Der Oberste Gerichtshof hat als Revisionsgericht in Arbeits- und Sozialrechtssachen durch den Senatspräsidenten des Obersten Gerichtshofes Dr.Resch als Vorsitzenden, die Hofräte des Obersten Gerichtshofes Mag.Engelmaier und Dr.Bauer als weitere Richter sowie die fachkundigen Laienrichter Dr.Josef Fellner (AG) und Kurt Wuchterl (AN) in der Sozialrechtssache der klagenden Partei Waltraud B*****, vertreten durch Dr.Wolfgang Wiedner, Rechtsanwalt in Wien, wider die beklagte Partei Allgemeine Unfallversicherungsanstalt (Landesstelle Wien), 1200 Wien, Adalbert-Stifter-Straße 65, vertreten durch Dr.Vera Kremslehner, Dr.Josef Milchrahm und Dr.Anton Ehm, Rechtsanwälte in Wien, wegen Versehrtenrente infolge Revision der beklagten Partei gegen das Urteil des Oberlandesgerichtes Wien als Berufungsgerichtes in Arbeits- und Sozialrechtssachen vom 20.März 1991, GZ 31 Rs 36/91-20, womit infolge Berufung der beklagten Partei das Urteil des Landesgerichtes St.Pölten als Arbeits- und Sozialgerichtes vom 15.Oktober 1990, GZ 33 Cgs 21/89-16, bestätigt wurde, in nichtöffentlicher Sitzung zu Recht erkannt:

Spruch

Der Revision wird nicht Folge gegeben.

Die beklagte Partei ist schuldig, der Klägerin binnen 14 Tagen die einschließlich 603,84 S Umsatzsteuer mit 3.623,04 S bestimmten Kosten der Revisionsbeantwortung zu ersetzen.

Rechtliche Beurteilung

Entscheidungsgründe:

Die den Grundsätzen der E 12.4.1988 10 Ob S 76/88 SSV-NF 2/39 (ausdehnende Auslegung des § 175 Abs 2 Z 2 erster Fall ASVG) folgende rechtliche Beurteilung des Berufungsgerichtes ist richtig (§ 48 ASGG).

Die Ansicht der Revisionswerberin, der zit E wäre keinesfalls zu entnehmen, daß auch der Weg direkt von der Wohnung zum Arzt unfallversichert sei, ist unrichtig.
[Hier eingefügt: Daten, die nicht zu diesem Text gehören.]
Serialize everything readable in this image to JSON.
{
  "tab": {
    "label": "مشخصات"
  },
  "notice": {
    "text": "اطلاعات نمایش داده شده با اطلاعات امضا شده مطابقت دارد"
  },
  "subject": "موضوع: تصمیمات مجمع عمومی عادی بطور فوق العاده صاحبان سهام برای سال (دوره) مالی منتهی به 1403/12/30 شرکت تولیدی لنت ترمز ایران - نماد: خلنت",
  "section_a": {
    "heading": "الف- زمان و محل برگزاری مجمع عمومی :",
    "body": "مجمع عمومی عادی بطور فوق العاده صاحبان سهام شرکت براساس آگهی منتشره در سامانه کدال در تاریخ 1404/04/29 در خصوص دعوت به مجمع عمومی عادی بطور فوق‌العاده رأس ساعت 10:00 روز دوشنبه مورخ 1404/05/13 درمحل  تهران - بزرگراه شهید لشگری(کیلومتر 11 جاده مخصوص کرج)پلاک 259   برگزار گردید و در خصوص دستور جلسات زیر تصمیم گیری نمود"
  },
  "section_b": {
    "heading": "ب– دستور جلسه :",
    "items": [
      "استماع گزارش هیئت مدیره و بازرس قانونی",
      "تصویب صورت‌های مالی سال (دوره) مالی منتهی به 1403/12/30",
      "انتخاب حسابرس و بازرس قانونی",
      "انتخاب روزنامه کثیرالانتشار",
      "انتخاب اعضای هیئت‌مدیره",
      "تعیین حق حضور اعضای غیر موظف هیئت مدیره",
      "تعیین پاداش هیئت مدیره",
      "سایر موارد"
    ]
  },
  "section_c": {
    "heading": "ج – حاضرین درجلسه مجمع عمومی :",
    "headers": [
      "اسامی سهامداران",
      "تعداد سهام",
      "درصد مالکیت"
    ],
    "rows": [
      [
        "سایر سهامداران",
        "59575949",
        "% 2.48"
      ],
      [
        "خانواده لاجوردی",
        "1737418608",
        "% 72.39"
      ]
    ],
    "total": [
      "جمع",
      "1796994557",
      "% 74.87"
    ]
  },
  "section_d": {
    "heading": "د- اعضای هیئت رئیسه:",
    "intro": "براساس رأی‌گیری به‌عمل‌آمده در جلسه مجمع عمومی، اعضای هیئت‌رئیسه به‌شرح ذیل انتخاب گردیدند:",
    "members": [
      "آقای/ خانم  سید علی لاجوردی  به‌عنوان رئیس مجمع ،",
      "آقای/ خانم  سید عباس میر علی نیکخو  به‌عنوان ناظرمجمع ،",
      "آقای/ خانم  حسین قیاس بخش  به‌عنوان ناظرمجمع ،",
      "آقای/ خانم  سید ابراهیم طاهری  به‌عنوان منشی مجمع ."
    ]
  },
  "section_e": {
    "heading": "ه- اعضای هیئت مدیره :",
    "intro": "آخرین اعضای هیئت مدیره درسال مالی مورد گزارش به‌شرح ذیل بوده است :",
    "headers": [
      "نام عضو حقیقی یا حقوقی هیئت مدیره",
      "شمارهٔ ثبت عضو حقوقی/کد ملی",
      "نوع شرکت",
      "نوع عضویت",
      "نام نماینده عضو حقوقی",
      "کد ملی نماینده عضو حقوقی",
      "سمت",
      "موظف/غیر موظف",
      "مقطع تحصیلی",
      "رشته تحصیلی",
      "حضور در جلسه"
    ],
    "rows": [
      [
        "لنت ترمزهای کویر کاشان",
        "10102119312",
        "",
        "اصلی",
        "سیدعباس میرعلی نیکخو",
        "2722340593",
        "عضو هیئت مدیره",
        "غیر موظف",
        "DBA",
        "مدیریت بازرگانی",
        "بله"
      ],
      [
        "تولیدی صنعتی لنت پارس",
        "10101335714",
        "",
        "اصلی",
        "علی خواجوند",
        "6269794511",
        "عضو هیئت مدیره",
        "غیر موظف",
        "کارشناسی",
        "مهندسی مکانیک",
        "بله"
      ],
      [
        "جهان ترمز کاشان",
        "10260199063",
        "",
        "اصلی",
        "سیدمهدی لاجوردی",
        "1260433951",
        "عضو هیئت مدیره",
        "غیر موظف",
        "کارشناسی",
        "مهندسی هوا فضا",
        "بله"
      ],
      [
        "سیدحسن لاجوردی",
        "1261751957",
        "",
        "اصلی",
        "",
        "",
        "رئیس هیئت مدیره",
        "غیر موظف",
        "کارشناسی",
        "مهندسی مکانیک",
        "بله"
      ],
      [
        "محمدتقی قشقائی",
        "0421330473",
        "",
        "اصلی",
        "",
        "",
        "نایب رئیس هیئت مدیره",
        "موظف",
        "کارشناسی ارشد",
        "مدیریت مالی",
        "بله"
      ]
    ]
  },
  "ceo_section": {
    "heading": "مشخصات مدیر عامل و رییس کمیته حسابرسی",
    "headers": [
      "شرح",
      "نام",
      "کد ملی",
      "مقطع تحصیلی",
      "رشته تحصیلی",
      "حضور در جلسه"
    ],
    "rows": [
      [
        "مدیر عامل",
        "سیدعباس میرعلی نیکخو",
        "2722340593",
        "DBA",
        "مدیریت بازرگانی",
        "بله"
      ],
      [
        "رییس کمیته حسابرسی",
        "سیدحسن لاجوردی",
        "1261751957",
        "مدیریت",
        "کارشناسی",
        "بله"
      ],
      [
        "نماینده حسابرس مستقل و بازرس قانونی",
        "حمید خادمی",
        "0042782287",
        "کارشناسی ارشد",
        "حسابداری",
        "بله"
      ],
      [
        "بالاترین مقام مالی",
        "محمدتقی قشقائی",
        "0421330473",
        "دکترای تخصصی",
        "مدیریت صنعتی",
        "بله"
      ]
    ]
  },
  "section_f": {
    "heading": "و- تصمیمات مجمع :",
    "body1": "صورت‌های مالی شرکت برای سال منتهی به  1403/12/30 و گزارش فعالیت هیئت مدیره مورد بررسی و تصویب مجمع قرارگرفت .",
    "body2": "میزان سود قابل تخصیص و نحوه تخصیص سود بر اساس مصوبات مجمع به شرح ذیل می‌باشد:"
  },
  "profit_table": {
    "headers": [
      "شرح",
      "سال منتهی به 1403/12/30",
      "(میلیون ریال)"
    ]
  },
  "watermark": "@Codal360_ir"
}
Der erkennende Senat führte damals zwar aus, § 175 Abs 2 Z 2 erster (Halb)Satz ASVG könne daher nur dahin verstanden werden, daß der Versicherungsschutz jedenfalls auf dem Weg von der ärztlichen Untersuchungsstelle zum Betrieb auch dann bestehe, wenn nach entsprechender vorheriger Bekanntgabe im Betrieb die ärztliche Untersuchungsstelle direkt von der Wohnung aus aufgesucht werde, ohne daß sich der Versicherte vorher zum Betrieb begeben habe. Er stellte damit aber lediglich auf den damals zu entscheidenden Fall ab, in dem sich der Unfall auf dem Weg von der ärztlichen Untersuchungsstelle zum Betrieb ereignet hatte. Die diesem Satz vorangehenden Ausführungen lassen jedoch keinen Zweifel daran, daß der erkennende Senat unter diesen Umständen auch den Weg von der Wohnung bis zur ärztlichen Untersuchungsstelle iS einer ausdehnenden Auslegung des § 175 Abs 2 Z 2 erster Fall ASVG als unfallversichert angesehen hat (so auch Grillberger, Österreichisches Sozialrecht 47).

Der Senat hält an der ausdehnenden Auslegung dieser Gesetzesstelle trotz der Kritik Müllers (Judikaturtendenzen im Unfallversicherungsrecht, ZAS 1989, 145 (152 f)) fest.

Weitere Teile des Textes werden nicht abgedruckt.